2015 Car Review | Hyundai Sonata Sport 2.0T By John Heilig
THE AUTO PAGE
By John Heilig
East Coast Bureau
The Auto Channel
REVIEW: 2015 Hyundai Sonata
Model: Sport 2.0T
Engine: 2.0-liter turbocharged I-4
Horsepower/Torque: 245 hp @ 6,000 rpm/260 lb.-ft. @ 1,360-4,000 rpm
Transmission: 8-speed automatic with paddle shifters
Wheelbase: 110.4 in.
Length x Width x Height: 191.1 x 73.4 x 58.1 in.
Cargo: 16.3 cu. ft.
Economy: 23 mpg city/32 mpg highway/19.6 mpg test
Fuel capacity: 18.5 gal.
Curb Weight: 3,329 lbs.
Sticker: $34,460 (includes $810 delivery, $4,685 options)
The Bottom Line: The Hyundai Sonata in its new exterior styling remains a very nice mid-size car, even if it does squeak into the large car classification. The turbocharged inline four is smooth and quiet, while the overall ride is comfortable.

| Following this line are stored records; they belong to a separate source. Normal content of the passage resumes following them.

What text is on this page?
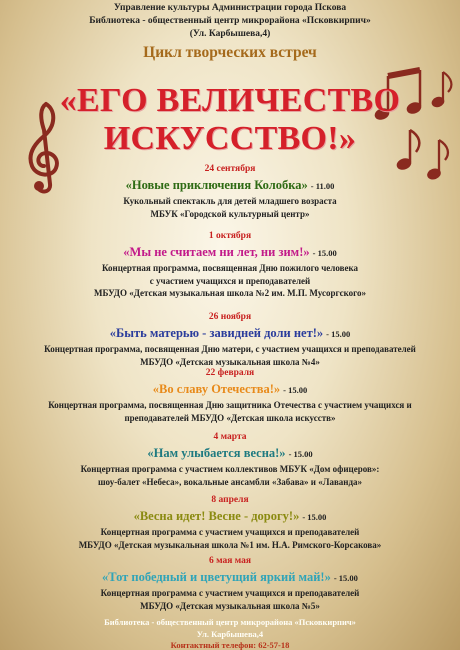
Управление культуры Администрации города Пскова
Библиотека - общественный центр микрорайона «Псковкирпич»
(Ул. Карбышева,4)
Цикл творческих встреч
«ЕГО ВЕЛИЧЕСТВО
ИСКУССТВО!»
24 сентября
«Новые приключения Колобка» - 11.00
Кукольный спектакль для детей младшего возраста
МБУК «Городской культурный центр»
1 октября
«Мы не считаем ни лет, ни зим!» - 15.00
Концертная программа, посвященная Дню пожилого человека
с участием учащихся и преподавателей
МБУДО «Детская музыкальная школа №2 им. М.П. Мусоргского»
26 ноября
«Быть матерью - завидней доли нет!» - 15.00
Концертная программа, посвященная Дню матери, с участием учащихся и преподавателей
МБУДО «Детская музыкальная школа №4»
22 февраля
«Во славу Отечества!» - 15.00
Концертная программа, посвященная Дню защитника Отечества с участием учащихся и
преподавателей МБУДО «Детская школа искусств»
4 марта
«Нам улыбается весна!» - 15.00
Концертная программа с участием коллективов МБУК «Дом офицеров»:
шоу-балет «Небеса», вокальные ансамбли «Забава» и «Лаванда»
8 апреля
«Весна идет! Весне - дорогу!» - 15.00
Концертная программа с участием учащихся и преподавателей
МБУДО «Детская музыкальная школа №1 им. Н.А. Римского-Корсакова»
6 мая мая
«Тот победный и цветущий яркий май!» - 15.00
Концертная программа с участием учащихся и преподавателей
МБУДО «Детская музыкальная школа №5»
Библиотека - общественный центр микрорайона «Псковкирпич»
Ул. Карбышева,4
Контактный телефон: 62-57-18
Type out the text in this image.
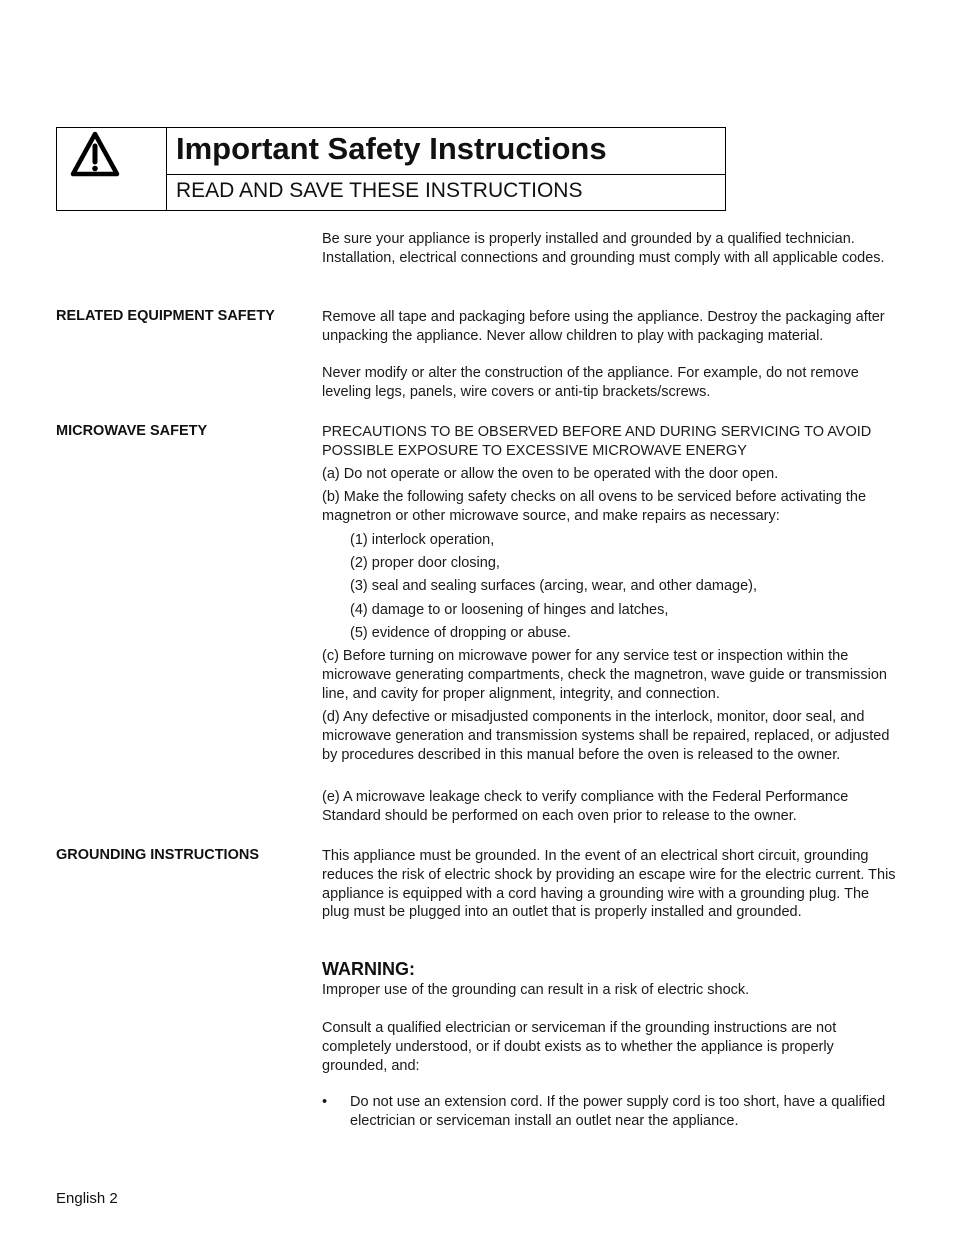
Important Safety Instructions
READ AND SAVE THESE INSTRUCTIONS

Be sure your appliance is properly installed and grounded by a qualified technician. Installation, electrical connections and grounding must comply with all applicable codes.

RELATED EQUIPMENT SAFETY	Remove all tape and packaging before using the appliance. Destroy the packaging after unpacking the appliance. Never allow children to play with packaging material.

Never modify or alter the construction of the appliance. For example, do not remove leveling legs, panels, wire covers or anti-tip brackets/screws.

MICROWAVE SAFETY	PRECAUTIONS TO BE OBSERVED BEFORE AND DURING SERVICING TO AVOID POSSIBLE EXPOSURE TO EXCESSIVE MICROWAVE ENERGY

(a) Do not operate or allow the oven to be operated with the door open.

(b) Make the following safety checks on all ovens to be serviced before activating the magnetron or other microwave source, and make repairs as necessary:

(1) interlock operation,

(2) proper door closing,

(3) seal and sealing surfaces (arcing, wear, and other damage),

(4) damage to or loosening of hinges and latches,

(5) evidence of dropping or abuse.

(c) Before turning on microwave power for any service test or inspection within the microwave generating compartments, check the magnetron, wave guide or transmission line, and cavity for proper alignment, integrity, and connection.

(d) Any defective or misadjusted components in the interlock, monitor, door seal, and microwave generation and transmission systems shall be repaired, replaced, or adjusted by procedures described in this manual before the oven is released to the owner.

(e) A microwave leakage check to verify compliance with the Federal Performance Standard should be performed on each oven prior to release to the owner.

GROUNDING INSTRUCTIONS	This appliance must be grounded. In the event of an electrical short circuit, grounding reduces the risk of electric shock by providing an escape wire for the electric current. This appliance is equipped with a cord having a grounding wire with a grounding plug. The plug must be plugged into an outlet that is properly installed and grounded.

WARNING:

Improper use of the grounding can result in a risk of electric shock.

Consult a qualified electrician or serviceman if the grounding instructions are not completely understood, or if doubt exists as to whether the appliance is properly grounded, and:

•	Do not use an extension cord. If the power supply cord is too short, have a qualified electrician or serviceman install an outlet near the appliance.

English 2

I have liked the Hyundai Sonata almost from the start, but especially when Hyundai introduced its more sculpted styling that made the Sonata even more desirable. For 2015, Hyundai has returned to more conservative styling, but the Sonata is still a nice looking vehicle.
Because of its overall interior volume plus a respectable trunk, the Sonata is classified as a large car (Sonata 122.4 cu. ft. total volume; large car over 120 cu. ft.), but in reality it is really a mid—size. That isn’t a detriment. Even mid-sizers can get the job done.

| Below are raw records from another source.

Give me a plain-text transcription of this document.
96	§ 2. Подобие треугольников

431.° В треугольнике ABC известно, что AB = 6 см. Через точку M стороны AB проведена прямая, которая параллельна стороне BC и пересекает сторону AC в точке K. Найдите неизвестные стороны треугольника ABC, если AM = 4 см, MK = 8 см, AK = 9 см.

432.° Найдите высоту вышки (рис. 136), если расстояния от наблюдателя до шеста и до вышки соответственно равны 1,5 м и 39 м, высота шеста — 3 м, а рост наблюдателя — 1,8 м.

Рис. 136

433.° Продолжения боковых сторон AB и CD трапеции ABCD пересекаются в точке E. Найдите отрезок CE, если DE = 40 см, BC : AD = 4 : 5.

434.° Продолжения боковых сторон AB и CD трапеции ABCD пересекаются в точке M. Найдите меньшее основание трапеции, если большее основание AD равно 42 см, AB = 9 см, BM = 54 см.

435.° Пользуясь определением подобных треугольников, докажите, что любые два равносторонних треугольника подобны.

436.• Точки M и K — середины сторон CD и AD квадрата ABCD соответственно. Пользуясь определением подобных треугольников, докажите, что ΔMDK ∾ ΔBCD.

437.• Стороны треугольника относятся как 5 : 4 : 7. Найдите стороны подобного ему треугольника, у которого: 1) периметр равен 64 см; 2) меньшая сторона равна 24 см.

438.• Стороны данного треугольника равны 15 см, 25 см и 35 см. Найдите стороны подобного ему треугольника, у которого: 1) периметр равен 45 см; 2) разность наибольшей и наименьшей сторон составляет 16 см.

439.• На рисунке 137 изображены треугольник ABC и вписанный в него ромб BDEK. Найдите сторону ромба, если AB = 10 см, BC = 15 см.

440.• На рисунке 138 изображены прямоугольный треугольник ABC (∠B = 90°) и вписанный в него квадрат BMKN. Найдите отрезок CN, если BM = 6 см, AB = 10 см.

For example, the front seats are comfortable with some side support. They’re also heated and ventilated, which doesn’t hurt. The heated rear seats also offer some side support along with very good leg and knee room. There’s a small rear center hump, so a middle passenger back there won’t be too uncomfortable.
We drove the Sport with the 2.0-liter turbocharged inline four that develops a healthy 245 horsepower. Power is transmitted to the front wheels through an 8-speed automatic transmission with paddle shifters behind the wheel if you feel sporty. Combined with good handling (this IS a sedan, after all) you almost feel as if you’re driving a sports car. We took the Sonata on our tight hillclimb course and used the paddle shifters all the way up. There’s good torque in the engine (260 lb.-ft.), so we could pretend we were in something much sportier.

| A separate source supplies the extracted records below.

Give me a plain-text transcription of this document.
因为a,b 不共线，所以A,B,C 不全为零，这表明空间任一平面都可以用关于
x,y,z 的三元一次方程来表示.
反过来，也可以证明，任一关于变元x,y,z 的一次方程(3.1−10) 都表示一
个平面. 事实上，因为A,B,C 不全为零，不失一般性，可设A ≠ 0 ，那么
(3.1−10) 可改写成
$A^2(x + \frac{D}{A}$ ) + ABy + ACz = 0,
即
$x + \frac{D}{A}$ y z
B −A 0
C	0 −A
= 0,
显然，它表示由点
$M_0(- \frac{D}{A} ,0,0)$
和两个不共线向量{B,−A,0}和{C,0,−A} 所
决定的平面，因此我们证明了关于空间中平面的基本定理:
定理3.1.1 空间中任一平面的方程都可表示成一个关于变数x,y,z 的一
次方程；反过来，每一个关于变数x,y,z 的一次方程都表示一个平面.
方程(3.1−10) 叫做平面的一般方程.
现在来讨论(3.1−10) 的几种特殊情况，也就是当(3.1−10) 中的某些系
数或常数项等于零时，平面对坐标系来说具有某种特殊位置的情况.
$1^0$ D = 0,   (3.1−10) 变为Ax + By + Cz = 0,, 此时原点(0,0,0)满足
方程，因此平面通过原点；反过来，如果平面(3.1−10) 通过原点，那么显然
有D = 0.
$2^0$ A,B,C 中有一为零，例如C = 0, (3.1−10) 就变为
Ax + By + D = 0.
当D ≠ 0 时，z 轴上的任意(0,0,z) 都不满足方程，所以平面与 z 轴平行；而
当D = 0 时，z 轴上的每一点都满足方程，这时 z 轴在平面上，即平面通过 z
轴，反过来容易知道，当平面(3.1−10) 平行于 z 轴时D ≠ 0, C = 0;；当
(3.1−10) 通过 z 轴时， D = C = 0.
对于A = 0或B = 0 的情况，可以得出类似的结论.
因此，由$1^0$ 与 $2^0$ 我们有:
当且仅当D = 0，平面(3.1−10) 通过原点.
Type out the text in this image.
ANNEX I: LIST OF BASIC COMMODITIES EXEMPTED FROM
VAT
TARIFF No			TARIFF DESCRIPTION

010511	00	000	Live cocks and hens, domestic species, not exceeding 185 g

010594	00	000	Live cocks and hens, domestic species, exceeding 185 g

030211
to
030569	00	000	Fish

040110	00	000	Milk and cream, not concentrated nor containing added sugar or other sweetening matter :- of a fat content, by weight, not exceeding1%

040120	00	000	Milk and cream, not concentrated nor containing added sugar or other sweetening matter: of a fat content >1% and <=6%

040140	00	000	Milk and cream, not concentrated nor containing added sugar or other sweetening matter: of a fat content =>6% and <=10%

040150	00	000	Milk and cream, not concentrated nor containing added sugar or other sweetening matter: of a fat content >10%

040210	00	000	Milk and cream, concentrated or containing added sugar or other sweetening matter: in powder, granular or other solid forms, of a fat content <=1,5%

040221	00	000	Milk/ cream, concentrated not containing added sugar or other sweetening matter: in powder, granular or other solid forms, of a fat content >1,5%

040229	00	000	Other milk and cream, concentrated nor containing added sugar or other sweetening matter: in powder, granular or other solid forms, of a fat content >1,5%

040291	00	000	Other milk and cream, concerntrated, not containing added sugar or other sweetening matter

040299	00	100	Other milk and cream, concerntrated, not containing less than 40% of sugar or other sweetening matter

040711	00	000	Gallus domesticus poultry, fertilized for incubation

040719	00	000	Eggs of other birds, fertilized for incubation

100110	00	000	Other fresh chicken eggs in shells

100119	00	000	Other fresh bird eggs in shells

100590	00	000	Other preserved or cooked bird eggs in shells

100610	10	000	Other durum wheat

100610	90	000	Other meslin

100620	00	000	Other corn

To complement the sportiness, there are good brakes. I felt they were tacky at times, but I’m certain that more experience behind the wheel would smooth out the tackiness.
There are “sport,” “Eco” and normal settings to the transmission, which modify the shift points. We noticed little difference in the drive characteristics, although a more extended test might have shown these.
The Sonata has all the high tech safety goodies, blind spot monitor, lane departure warning, forward collision warning and rear parking assist with cross traffic alert. For luxury there is a panoramic sun roof that extends to the rear seats and rear side window shades. The lane departure warning consists of an alarm – no subtlety.
A feature we discovered on larger Hyundai sedans and is included in the Sonata is a hands-free trunk opener. Stand next to the trunk with the key fob in your pocket and the trunk unlocks and opens. There’s no need to put down your packages on ground that may be wet or muddy.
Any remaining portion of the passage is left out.